吾人于此可见逻辑对普通感性之对峙,在中国代替了归纳与演绎论理之地位。普通感性往往较为高明,因为分析的理论观察真理,常把它割裂成几多分散的片段,因而丧失了它的本来面目;而普通感性则将对象当作一个活动的整体看待。妇女具有比较男性为高强之普通感性,是以倘遇任何意外发生,吾宁愿信赖女子的判断强于男子的判断。她们有一种方法,能估量一种情况的整体会不致被其个别的小景所惑乱。中国小说之最佳者如《红楼梦》、《野叟曝言》,女性被描写成应付环境的最健全的判断者,而她们的语言,有一种美妙的方法能使之圆滑而完整,具有十分迷人的魔力。逻辑而缺乏这种普通感性是危险的,因为一个人有了一种意见,很容易用他的文学性的脑筋把种种论据曲解文致,使满足自己的意志,而且仍可以像Middlemareh里头的加索绷先生一样,竟至不能体会人人所能体贴的爱妻的生活。

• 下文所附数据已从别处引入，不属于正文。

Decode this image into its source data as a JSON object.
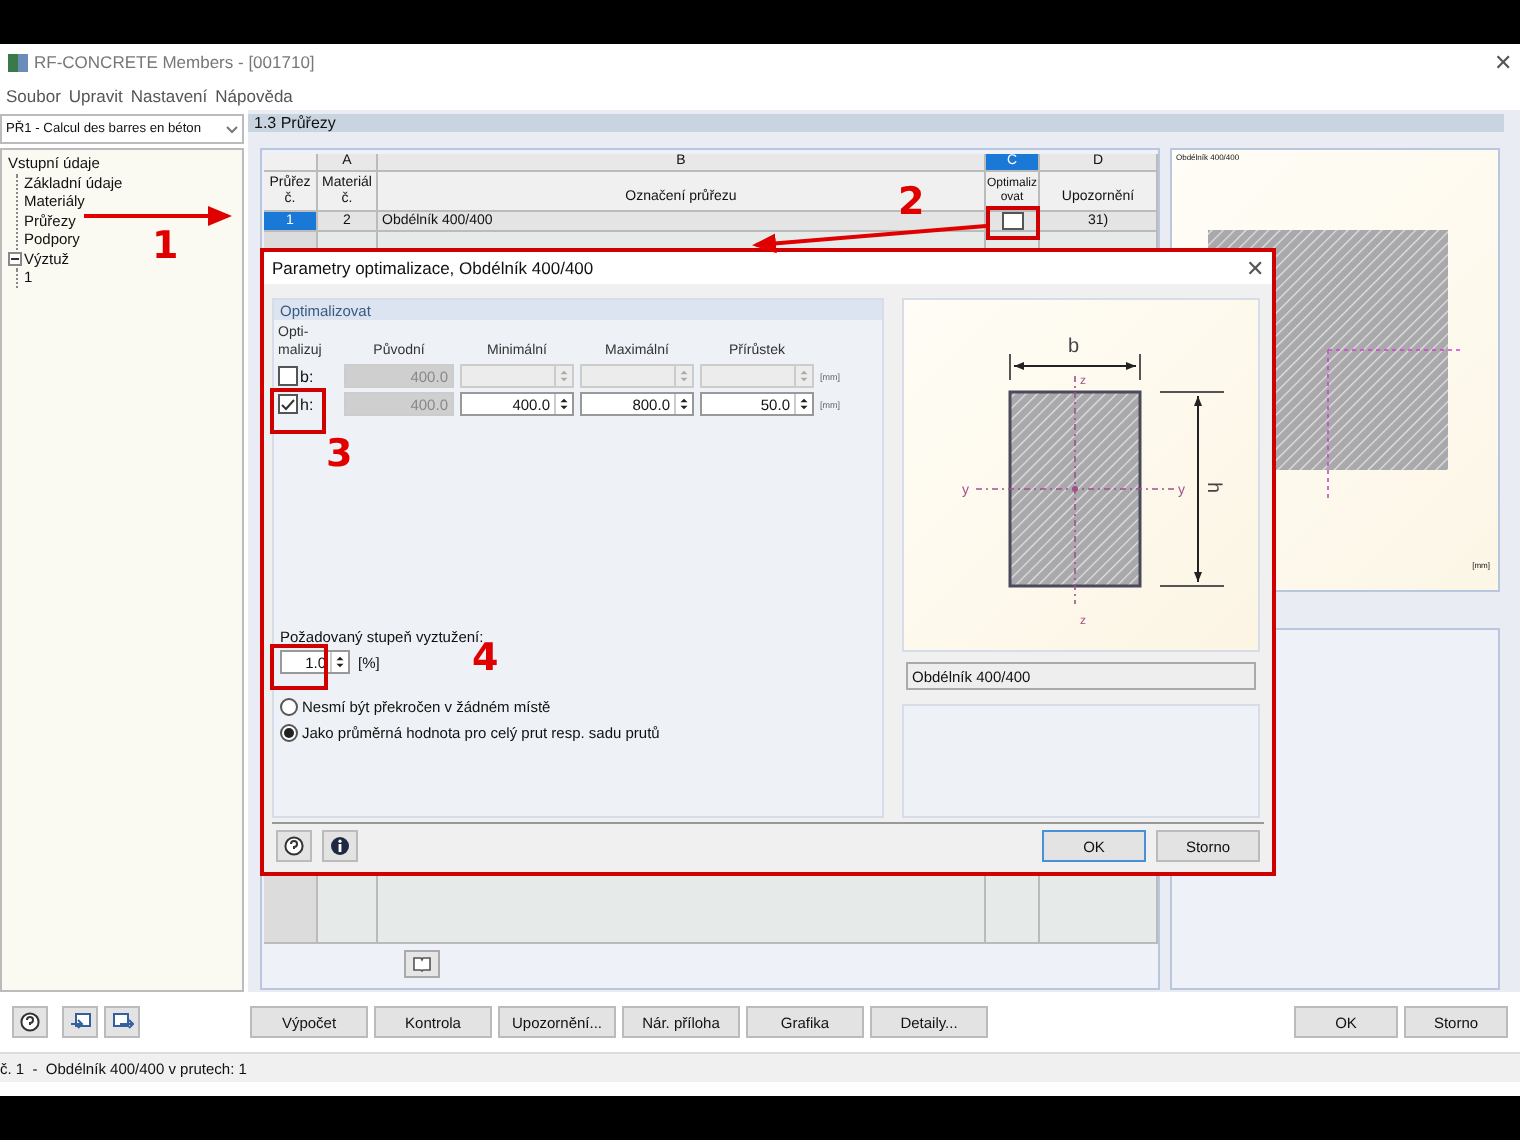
{
  "window": {
    "title": "RF-CONCRETE Members - [001710]",
    "close": "✕"
  },
  "menu": [
    "Soubor",
    "Upravit",
    "Nastavení",
    "Nápověda"
  ],
  "case_select": {
    "value": "PŘ1 - Calcul des barres en béton"
  },
  "tree": [
    {
      "label": "Vstupní údaje",
      "children": [
        {
          "label": "Základní údaje"
        },
        {
          "label": "Materiály"
        },
        {
          "label": "Průřezy"
        },
        {
          "label": "Podpory"
        }
      ]
    },
    {
      "label": "Výztuž",
      "expanded": true,
      "children": [
        {
          "label": "1"
        }
      ]
    }
  ],
  "section_title": "1.3 Průřezy",
  "table": {
    "column_letters": [
      {
        "label": "A",
        "selected": false
      },
      {
        "label": "B",
        "selected": false
      },
      {
        "label": "C",
        "selected": true
      },
      {
        "label": "D",
        "selected": false
      }
    ],
    "columns": [
      "Průřez č.",
      "Materiál č.",
      "Označení průřezu",
      "Optimalizovat",
      "Upozornění"
    ],
    "rows": [
      {
        "number": "1",
        "selected": true,
        "material": "2",
        "name": "Obdélník 400/400",
        "optimize": false,
        "note": "31)"
      }
    ]
  },
  "preview": {
    "title": "Obdélník 400/400",
    "unit": "[mm]"
  },
  "dialog": {
    "title": "Parametry optimalizace, Obdélník 400/400",
    "close": "✕",
    "group": "Optimalizovat",
    "columns": [
      "Opti-malizuj",
      "Původní",
      "Minimální",
      "Maximální",
      "Přírůstek"
    ],
    "rows": [
      {
        "label": "b:",
        "checked": false,
        "original": "400.0",
        "unit": "[mm]"
      },
      {
        "label": "h:",
        "checked": true,
        "original": "400.0",
        "minimum": "400.0",
        "maximum": "800.0",
        "step": "50.0",
        "unit": "[mm]"
      }
    ],
    "reinforcement": {
      "label": "Požadovaný stupeň vyztužení:",
      "value": "1.0",
      "unit": "[%]"
    },
    "options": [
      {
        "label": "Nesmí být překročen v žádném místě",
        "selected": false
      },
      {
        "label": "Jako průměrná hodnota pro celý prut resp. sadu prutů",
        "selected": true
      }
    ],
    "figure": {
      "width_label": "b",
      "height_label": "h",
      "axis_y": [
        "y",
        "y"
      ],
      "axis_z": [
        "z",
        "z"
      ],
      "caption": "Obdélník 400/400"
    },
    "buttons": [
      "OK",
      "Storno"
    ]
  },
  "toolbar_buttons": [
    "Výpočet",
    "Kontrola",
    "Upozornění...",
    "Nár. příloha",
    "Grafika",
    "Detaily..."
  ],
  "window_buttons": [
    "OK",
    "Storno"
  ],
  "status_bar": "č. 1  -  Obdélník 400/400 v prutech: 1",
  "annotations": [
    "1",
    "2",
    "3",
    "4"
  ]
}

此所谓普通感性自有其性学的基础,那是很有趣的。中国人之判断一个问题的是与非,不纯粹以理论为绳尺,而却同时权度之以理论与人类的天性两种元素,这两种元素的混合,中国人称之为“情理”:情即为人类的天性,理为永久的道理,情代表柔韧的人类本性,而理代表宇宙不变的法则。从这两种元素的结合体,产生人类行为的是非和历史的论题的判断标准。
这个特征或可由英文中“理”与“情”的对立的意义中见其一二,亚里士多德说:人类是论理的而不是讲情理的动物。中国哲学也容忍这个说法,但却加一补充,谓人类尽力成为有理性即讲情理的而不仅仅为论理的动物。中国人把“人情”放在“道理”的上面,因为道理是抽象的、分析的、理想的而趋向于逻辑的要素概念,情理的精神常常是较为实体论的,较为人情的,并密接于观实而能认识正确的地位的。

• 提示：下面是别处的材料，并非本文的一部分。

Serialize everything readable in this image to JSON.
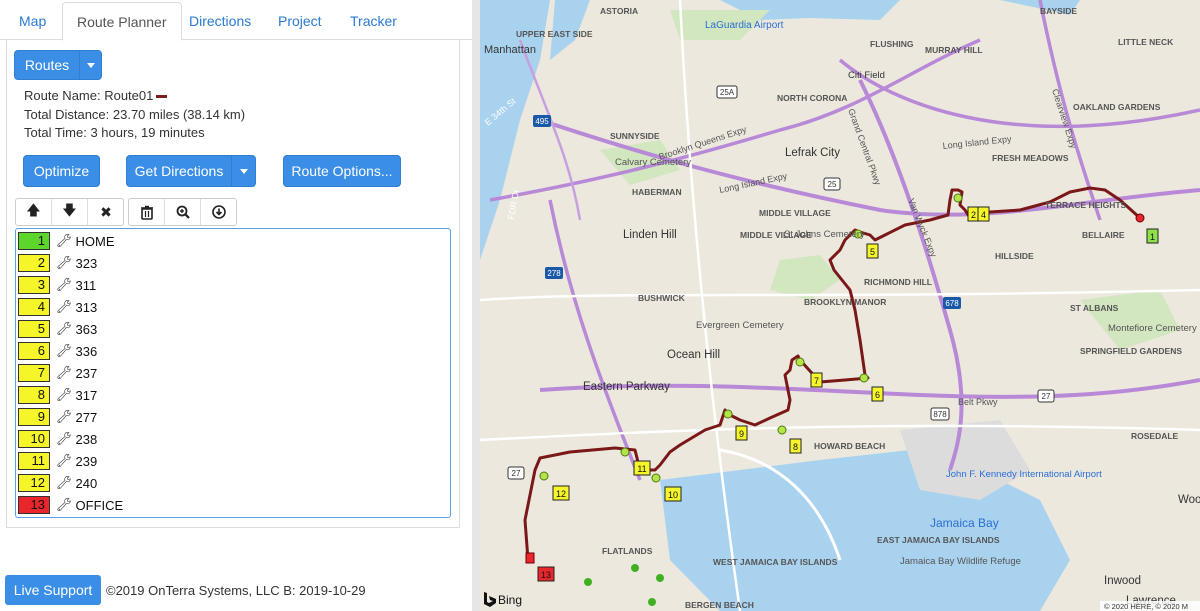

对于西方人,一个问题倘能逻辑地解决,那是够满足的了,而中国人则不然。纵令一个问题在逻辑上是正确的,还须同时衡之以人情。确实,“近乎人情”是较胜于“合乎逻辑”的伟大考量。因为一个学理可以根本违反普通感性而却很合乎逻辑。中国人宁愿采取反乎“道理”的任何行为,却不能容许任何不近人情的行为,此种情理的精神与普通感性的信仰在中国人理想上树立了最重要的态度,结果产生了“中庸之道”,这是吾在下面将要讲到的。